Flexible sigmoidoscopy is a visual inspection of the rectum and the lower part of the colon (also known as the sigmoid colon, hence sigmoidoscopy). This is performed using an endoscope, which consists of a thin flexible tube with a camera and a light source mounted on its top. Using the endoscope, the doctor can inspect the lining of the colon for inflammation, ulcers, abnormal growth such as tumours and polyps, and bleeding. It also allows collection of small tissue samples (biopsies) from any suspicious area. These can be further analysed by microscopy to determine more precisely the type of inflammation or to exclude any possible malignancy. Polyps (cherry-like protuberances), which are usually harmless, can also be removed if found. Since IBS is not accompanied by any visible changes of the intestinal wall, sigmoidoscopy is primarily performed to exclude other diseases, particularly in patients with certain red flags such as abdominal pain, rectal bleeding, constipation, unexplained weight loss, or black, tarry stools. Patients above 50 and those with a familial history of intestinal cancers may also be recommended to undergo a sigmoidoscopy to check for colon and rectal cancer. Sigmoidoscopy may be indicated in persons with a familial history of IBD, such as Crohns disease and ulcerative colitis.

What is the preparation for flexible sigmoidoscopy?

To enable visibility, the colon has to be cleaned out prior to the procedure. This is usually done by enema right before the examination. You may also be required to drink only clear liquids for 12 to 24 hours beforehand and refrain from ingesting any food eight hours before the procedure. Although laxatives are usually not required, they may be prescribed in some hospitals or clinics. These are usually taken the night before the procedure and require frequent bathroom visits, which is considered by many patients more cumbersome than the actual procedure. You may also be requested to refrain from taking certain medications prior to the exam. Sedation is usually not required for this test, but it may be an option to discuss with your doctor ahead of time. If you choose to have a sedative, you will need to make sure that someone accompanies you home. You should also not drive a car for the rest of the day.

What will I experience during flexible sigmoidoscopy?

Sigmoidoscopy is usually performed at the hospital or clinic in a dedicated room. Your doctor will have you lie on your left side, with your knees drawn up. He will insert the sigmoidoscope through the rectum and pass it into your sigmoid colon. The doctor will use a small amount of air to expand the colon for better visibility. You will be encouraged to pass wind to prevent cramping.

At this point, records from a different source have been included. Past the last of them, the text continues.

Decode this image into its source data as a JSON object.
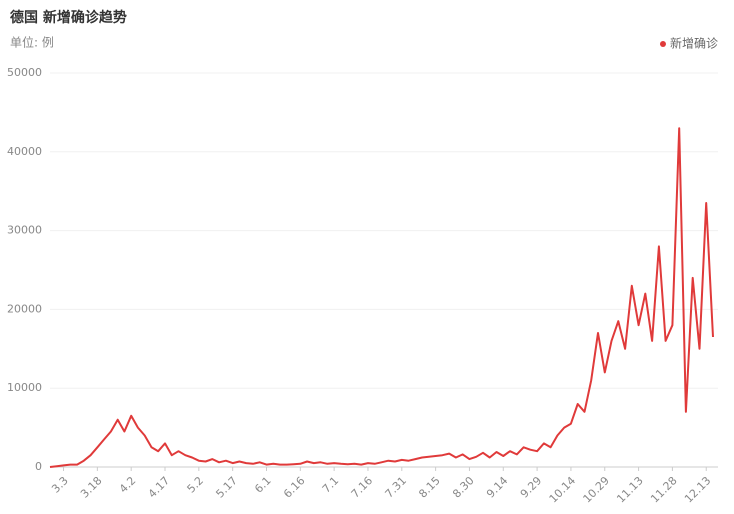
{
  "chart_data": {
    "type": "line",
    "title": "德国 新增确诊趋势",
    "subtitle": "单位: 例",
    "x": [
      null,
      null,
      "3.3",
      null,
      null,
      null,
      null,
      "3.18",
      null,
      null,
      null,
      null,
      "4.2",
      null,
      null,
      null,
      null,
      "4.17",
      null,
      null,
      null,
      null,
      "5.2",
      null,
      null,
      null,
      null,
      "5.17",
      null,
      null,
      null,
      null,
      "6.1",
      null,
      null,
      null,
      null,
      "6.16",
      null,
      null,
      null,
      null,
      "7.1",
      null,
      null,
      null,
      null,
      "7.16",
      null,
      null,
      null,
      null,
      "7.31",
      null,
      null,
      null,
      null,
      "8.15",
      null,
      null,
      null,
      null,
      "8.30",
      null,
      null,
      null,
      null,
      "9.14",
      null,
      null,
      null,
      null,
      "9.29",
      null,
      null,
      null,
      null,
      "10.14",
      null,
      null,
      null,
      null,
      "10.29",
      null,
      null,
      null,
      null,
      "11.13",
      null,
      null,
      null,
      null,
      "11.28",
      null,
      null,
      null,
      null,
      "12.13",
      null
    ],
    "series": [
      {
        "name": "新增确诊",
        "color": "#e03a3a",
        "values": [
          0,
          100,
          200,
          300,
          300,
          800,
          1500,
          2500,
          3500,
          4500,
          6000,
          4500,
          6500,
          5000,
          4000,
          2500,
          2000,
          3000,
          1500,
          2000,
          1500,
          1200,
          800,
          700,
          1000,
          600,
          800,
          500,
          700,
          500,
          400,
          600,
          300,
          400,
          300,
          300,
          350,
          400,
          700,
          500,
          600,
          400,
          500,
          400,
          350,
          400,
          300,
          500,
          400,
          600,
          800,
          700,
          900,
          800,
          1000,
          1200,
          1300,
          1400,
          1500,
          1700,
          1200,
          1600,
          1000,
          1300,
          1800,
          1200,
          1900,
          1400,
          2000,
          1600,
          2500,
          2200,
          2000,
          3000,
          2500,
          4000,
          5000,
          5500,
          8000,
          7000,
          11000,
          17000,
          12000,
          16000,
          18500,
          15000,
          23000,
          18000,
          22000,
          16000,
          28000,
          16000,
          18000,
          43000,
          7000,
          24000,
          15000,
          33500,
          16500
        ]
      }
    ],
    "ylim": [
      0,
      50000
    ],
    "yticks": [
      0,
      10000,
      20000,
      30000,
      40000,
      50000
    ],
    "grid": true,
    "legend": "top-right"
  }
}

The doctor will carefully retract the sigmoidoscope while examining the lining of your bowel on a display. You may feel mild cramping during the procedure. The exam takes 10 to 20 minutes. The collection of tissue samples or removal of polyps may be experienced as slightly painful.

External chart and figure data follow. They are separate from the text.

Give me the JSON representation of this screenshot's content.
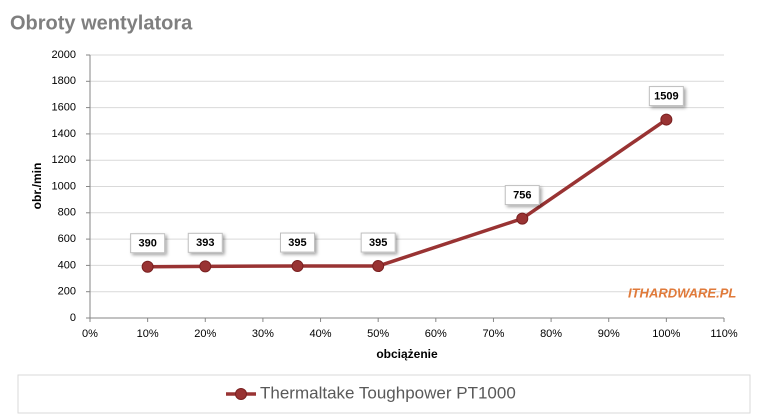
{
  "chart_data": {
    "type": "line",
    "title": "Obroty wentylatora",
    "x_label": "obciążenie",
    "y_label": "obr./min",
    "x": [
      10,
      20,
      36,
      50,
      75,
      100
    ],
    "series": [
      {
        "name": "Thermaltake Toughpower PT1000",
        "color": "#993333",
        "values": [
          390,
          393,
          395,
          395,
          756,
          1509
        ]
      }
    ],
    "xlim": [
      0,
      110
    ],
    "xticks": [
      {
        "value": 0,
        "label": "0%"
      },
      {
        "value": 10,
        "label": "10%"
      },
      {
        "value": 20,
        "label": "20%"
      },
      {
        "value": 30,
        "label": "30%"
      },
      {
        "value": 40,
        "label": "40%"
      },
      {
        "value": 50,
        "label": "50%"
      },
      {
        "value": 60,
        "label": "60%"
      },
      {
        "value": 70,
        "label": "70%"
      },
      {
        "value": 80,
        "label": "80%"
      },
      {
        "value": 90,
        "label": "90%"
      },
      {
        "value": 100,
        "label": "100%"
      },
      {
        "value": 110,
        "label": "110%"
      }
    ],
    "ylim": [
      0,
      2000
    ],
    "yticks": [
      0,
      200,
      400,
      600,
      800,
      1000,
      1200,
      1400,
      1600,
      1800,
      2000
    ],
    "grid": true,
    "legend": "bottom",
    "watermark": "ITHARDWARE.PL"
  }
}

What can I expect after a sigmoidoscopy?

Once you have had your test, you will be monitored in a recovery area until well enough to get up. Usually you can resume regular activities right away after the procedure. If you have had sedation, you may feel sleepy for up to 24 hours. Ask your doctor if you’ll need to miss work for a sigmoidoscopy. You will also be given information about follow-up care and what to do if you have a problem. After a sigmoidoscopy, you can expect some abdominal cramping or bloating during the first hour after the procedure. Mild anal bleeding is common and normal, particularly if polyps were removed. Although complications are rare, you should call you doctor immediately if you experience severe abdominal pain, fever or heavy rectal bleeding.

How are the results of a sigmoidoscopy interpreted?

Results of a sigmoidoscopy are generally available right after the procedure. Biopsy results may take a few days. For the majority of patients with suspected IBS, sigmoidoscopy will yield normal (negative) results, i.e. normal appearance of the intestinal mucosa. This further strengthens the diagnosis of IBS and excludes the majority of conditions with similar symptoms with high accuracy. In case of abnormal findings, further examinations, such as colonoscopy (see below) may be indicated.